Fortunately, California's rules allow dissents even in cases of accepting or denying a petition for review. Thus, Justices Liu and Cuéllar, had the opportunity to keep hope alive for future petitioners. Justice Liu's dissent included the following language:
"One of our criteria for review is whether we are being asked "to settle an important question of law." Under any ordinary understanding of that criterion, our review is warranted in this case. … The trial court found, and the Court of Appeal did not dispute, that the evidence in this case demonstrates serious harms. The nine schoolchildren who brought this action, along with the millions of children whose educational opportunities are affected every day by the challenged statutes, deserve to have their claims heard by this state's highest court. … [The case asks] whether the education clauses of our state Constitution guarantee a minimum level of quality below which our public schools cannot be permitted to fall. This issue is surely one of the most consequential to the future of California. Despite the gravity of the trial court's findings, despite the apparent error in the Court of Appeal's equal protection analysis, and despite the undeniable statewide importance of the issues presented, the court decides that the serious claims raised by Beatriz Vergara and her eight student peers do not warrant our review. I disagree."
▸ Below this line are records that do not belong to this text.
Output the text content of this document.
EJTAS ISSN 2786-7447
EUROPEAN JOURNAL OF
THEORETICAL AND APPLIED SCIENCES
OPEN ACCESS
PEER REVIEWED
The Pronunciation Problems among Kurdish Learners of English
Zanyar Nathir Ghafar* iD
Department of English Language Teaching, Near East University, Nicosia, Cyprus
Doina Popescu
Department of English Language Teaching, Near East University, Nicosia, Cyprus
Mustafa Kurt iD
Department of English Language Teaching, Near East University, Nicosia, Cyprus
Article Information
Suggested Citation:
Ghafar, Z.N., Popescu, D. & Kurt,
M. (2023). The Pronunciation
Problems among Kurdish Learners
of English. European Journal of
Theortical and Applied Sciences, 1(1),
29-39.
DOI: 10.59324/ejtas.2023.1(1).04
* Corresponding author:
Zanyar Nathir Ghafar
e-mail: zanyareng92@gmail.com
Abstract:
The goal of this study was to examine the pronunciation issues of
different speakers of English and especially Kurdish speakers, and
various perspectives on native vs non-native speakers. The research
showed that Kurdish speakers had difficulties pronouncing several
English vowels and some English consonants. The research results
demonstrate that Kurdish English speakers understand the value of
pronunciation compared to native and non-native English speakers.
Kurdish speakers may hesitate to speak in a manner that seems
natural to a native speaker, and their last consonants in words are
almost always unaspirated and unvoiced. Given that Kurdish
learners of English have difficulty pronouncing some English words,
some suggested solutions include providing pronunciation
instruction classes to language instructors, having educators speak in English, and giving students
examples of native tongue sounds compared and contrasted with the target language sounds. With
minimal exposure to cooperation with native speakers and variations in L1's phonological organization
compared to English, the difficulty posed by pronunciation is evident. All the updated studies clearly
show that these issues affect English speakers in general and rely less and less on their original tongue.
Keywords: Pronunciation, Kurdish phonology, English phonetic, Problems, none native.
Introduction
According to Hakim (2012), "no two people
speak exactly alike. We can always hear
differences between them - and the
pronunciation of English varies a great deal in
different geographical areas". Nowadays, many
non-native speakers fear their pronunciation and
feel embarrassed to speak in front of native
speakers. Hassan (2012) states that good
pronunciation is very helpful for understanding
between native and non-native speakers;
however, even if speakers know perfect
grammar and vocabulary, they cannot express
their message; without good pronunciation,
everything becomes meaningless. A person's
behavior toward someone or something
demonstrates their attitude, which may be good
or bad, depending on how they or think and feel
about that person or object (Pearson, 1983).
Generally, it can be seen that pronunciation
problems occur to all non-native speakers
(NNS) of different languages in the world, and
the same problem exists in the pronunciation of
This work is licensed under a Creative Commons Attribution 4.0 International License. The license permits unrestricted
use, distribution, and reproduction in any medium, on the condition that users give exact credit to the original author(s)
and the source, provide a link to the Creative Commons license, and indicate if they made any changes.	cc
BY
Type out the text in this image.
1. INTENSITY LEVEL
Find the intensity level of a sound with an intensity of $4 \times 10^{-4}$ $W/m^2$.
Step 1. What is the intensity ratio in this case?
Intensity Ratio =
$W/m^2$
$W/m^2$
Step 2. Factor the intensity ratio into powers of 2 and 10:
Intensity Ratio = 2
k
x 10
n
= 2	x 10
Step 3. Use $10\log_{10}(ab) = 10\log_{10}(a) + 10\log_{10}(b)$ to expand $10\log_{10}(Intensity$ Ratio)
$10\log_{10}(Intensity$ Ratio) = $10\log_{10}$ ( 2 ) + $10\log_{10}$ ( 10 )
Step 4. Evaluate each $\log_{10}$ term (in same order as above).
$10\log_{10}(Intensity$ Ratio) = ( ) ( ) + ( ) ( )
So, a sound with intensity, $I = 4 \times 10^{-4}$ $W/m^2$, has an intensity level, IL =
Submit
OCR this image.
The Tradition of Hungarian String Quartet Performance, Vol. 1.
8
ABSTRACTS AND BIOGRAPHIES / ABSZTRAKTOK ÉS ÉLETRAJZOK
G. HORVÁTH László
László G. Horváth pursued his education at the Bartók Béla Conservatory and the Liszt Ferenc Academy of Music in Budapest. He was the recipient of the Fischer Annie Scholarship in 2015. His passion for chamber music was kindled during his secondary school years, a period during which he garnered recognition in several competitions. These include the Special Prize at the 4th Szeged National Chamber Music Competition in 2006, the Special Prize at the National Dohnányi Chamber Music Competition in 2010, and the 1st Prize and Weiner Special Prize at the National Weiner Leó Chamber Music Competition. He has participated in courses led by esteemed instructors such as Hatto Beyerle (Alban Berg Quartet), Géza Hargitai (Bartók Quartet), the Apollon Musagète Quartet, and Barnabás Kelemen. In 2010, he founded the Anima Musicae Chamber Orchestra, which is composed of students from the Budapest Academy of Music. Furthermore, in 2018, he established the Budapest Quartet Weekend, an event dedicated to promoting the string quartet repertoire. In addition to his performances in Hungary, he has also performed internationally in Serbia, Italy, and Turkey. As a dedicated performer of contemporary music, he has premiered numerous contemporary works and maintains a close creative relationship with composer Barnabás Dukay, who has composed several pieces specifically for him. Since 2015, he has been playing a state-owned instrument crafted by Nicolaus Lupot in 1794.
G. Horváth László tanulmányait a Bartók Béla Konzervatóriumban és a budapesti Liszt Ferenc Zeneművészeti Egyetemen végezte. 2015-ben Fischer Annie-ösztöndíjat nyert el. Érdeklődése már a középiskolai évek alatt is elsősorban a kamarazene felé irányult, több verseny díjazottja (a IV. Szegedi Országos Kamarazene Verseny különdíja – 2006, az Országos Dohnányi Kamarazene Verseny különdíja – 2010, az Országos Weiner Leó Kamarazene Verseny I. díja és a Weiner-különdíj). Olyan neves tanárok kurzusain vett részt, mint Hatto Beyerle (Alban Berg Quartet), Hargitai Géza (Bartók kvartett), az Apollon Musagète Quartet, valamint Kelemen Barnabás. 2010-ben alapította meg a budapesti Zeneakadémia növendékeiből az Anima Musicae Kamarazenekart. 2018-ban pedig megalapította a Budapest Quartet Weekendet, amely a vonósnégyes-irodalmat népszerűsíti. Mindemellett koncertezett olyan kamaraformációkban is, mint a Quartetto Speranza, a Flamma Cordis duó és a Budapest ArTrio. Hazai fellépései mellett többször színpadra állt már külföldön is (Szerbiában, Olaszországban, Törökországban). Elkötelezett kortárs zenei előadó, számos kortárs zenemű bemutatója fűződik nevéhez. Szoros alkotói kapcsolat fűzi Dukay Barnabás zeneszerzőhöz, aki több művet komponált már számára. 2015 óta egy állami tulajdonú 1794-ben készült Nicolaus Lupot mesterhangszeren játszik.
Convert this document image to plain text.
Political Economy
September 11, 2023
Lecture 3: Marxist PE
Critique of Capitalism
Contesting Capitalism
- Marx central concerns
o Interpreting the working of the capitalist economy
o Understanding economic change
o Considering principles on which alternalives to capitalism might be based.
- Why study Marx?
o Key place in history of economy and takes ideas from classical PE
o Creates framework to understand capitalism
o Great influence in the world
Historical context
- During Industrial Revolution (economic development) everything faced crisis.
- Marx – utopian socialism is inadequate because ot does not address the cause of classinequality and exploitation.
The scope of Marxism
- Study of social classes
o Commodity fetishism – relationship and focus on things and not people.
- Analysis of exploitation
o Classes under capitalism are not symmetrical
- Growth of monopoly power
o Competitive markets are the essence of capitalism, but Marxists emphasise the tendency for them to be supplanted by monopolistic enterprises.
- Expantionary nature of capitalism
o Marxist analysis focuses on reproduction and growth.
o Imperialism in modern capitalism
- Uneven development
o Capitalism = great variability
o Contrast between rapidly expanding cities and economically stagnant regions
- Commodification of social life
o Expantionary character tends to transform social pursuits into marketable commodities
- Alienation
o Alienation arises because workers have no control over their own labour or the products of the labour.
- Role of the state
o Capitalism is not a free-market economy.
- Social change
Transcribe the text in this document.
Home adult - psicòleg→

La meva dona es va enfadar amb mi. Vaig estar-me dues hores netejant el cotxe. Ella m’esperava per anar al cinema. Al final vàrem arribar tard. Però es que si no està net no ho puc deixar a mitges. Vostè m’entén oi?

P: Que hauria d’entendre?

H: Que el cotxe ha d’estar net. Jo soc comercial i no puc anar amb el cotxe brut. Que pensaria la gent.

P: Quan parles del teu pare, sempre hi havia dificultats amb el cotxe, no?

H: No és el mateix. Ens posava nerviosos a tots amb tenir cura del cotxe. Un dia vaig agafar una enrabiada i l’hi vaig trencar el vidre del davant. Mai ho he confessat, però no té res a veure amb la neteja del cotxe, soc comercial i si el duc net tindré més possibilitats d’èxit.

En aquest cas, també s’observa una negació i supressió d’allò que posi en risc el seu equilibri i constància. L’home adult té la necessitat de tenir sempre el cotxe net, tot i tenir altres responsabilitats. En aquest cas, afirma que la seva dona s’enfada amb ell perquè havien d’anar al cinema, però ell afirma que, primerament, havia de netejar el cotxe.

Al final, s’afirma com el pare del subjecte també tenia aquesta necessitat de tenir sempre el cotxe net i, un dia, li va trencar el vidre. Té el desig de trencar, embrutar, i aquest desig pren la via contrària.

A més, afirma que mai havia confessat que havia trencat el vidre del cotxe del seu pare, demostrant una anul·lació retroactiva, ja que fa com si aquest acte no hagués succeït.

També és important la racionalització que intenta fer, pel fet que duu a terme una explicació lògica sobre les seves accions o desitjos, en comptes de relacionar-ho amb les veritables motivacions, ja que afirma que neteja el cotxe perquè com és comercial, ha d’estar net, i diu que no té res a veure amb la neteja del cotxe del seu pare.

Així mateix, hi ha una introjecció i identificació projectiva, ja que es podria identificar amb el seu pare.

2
For his part, Justice Cuéllar wrote:
"What Beatriz Vergara and eight of her fellow public school students allege in this case is that they, and vast numbers of children in our state's public schools, are burdened by certain statutes governing teacher dismissal, retention, and tenure that create a surplus of grossly ineffective teachers. … Nothing in California's Constitution or any other law supports the Court of Appeal's reasoning. … Even if one ignores the appellate court's inconsistency with settled law, the question its approach begs is as simple as it is important: Why? … Beatriz Vergara and her fellow plaintiffs raise profound questions with implications for millions of students across California. They deserve an answer from this court. Difficult as it is to embrace the logic of the appellate court on this issue, it is even more difficult to allow that court's decision to stay on the books without review in a case of enormous statewide importance. … There is a difference between the usual blemishes in governance left as institutions implement statutes or engage in routine trade-offs and those staggering failures that threaten to turn the right to education for California schoolchildren into an empty promise. Knowing the difference is as fundamental as education itself. Which is why I would grant review."
Beatriz Vergara has reached the end of her K-12 career, and thus the damage to her (and millions of other students) has already been done. For future students, however, Justices Liu and Cuéllar have done a vital service. For all the hundreds of millions of dollars that education bureaucrats spend every year to lobby against education reform, they cannot win if they keep losing the moral high ground. When justices such as Liu and Cuéllar, who have been known throughout their careers as among the most inspiring, moral, and thoughtful members of the bar write such compelling dissents, other courts in other states will take notice. The first legal victory for these students will not come in California, but it will come.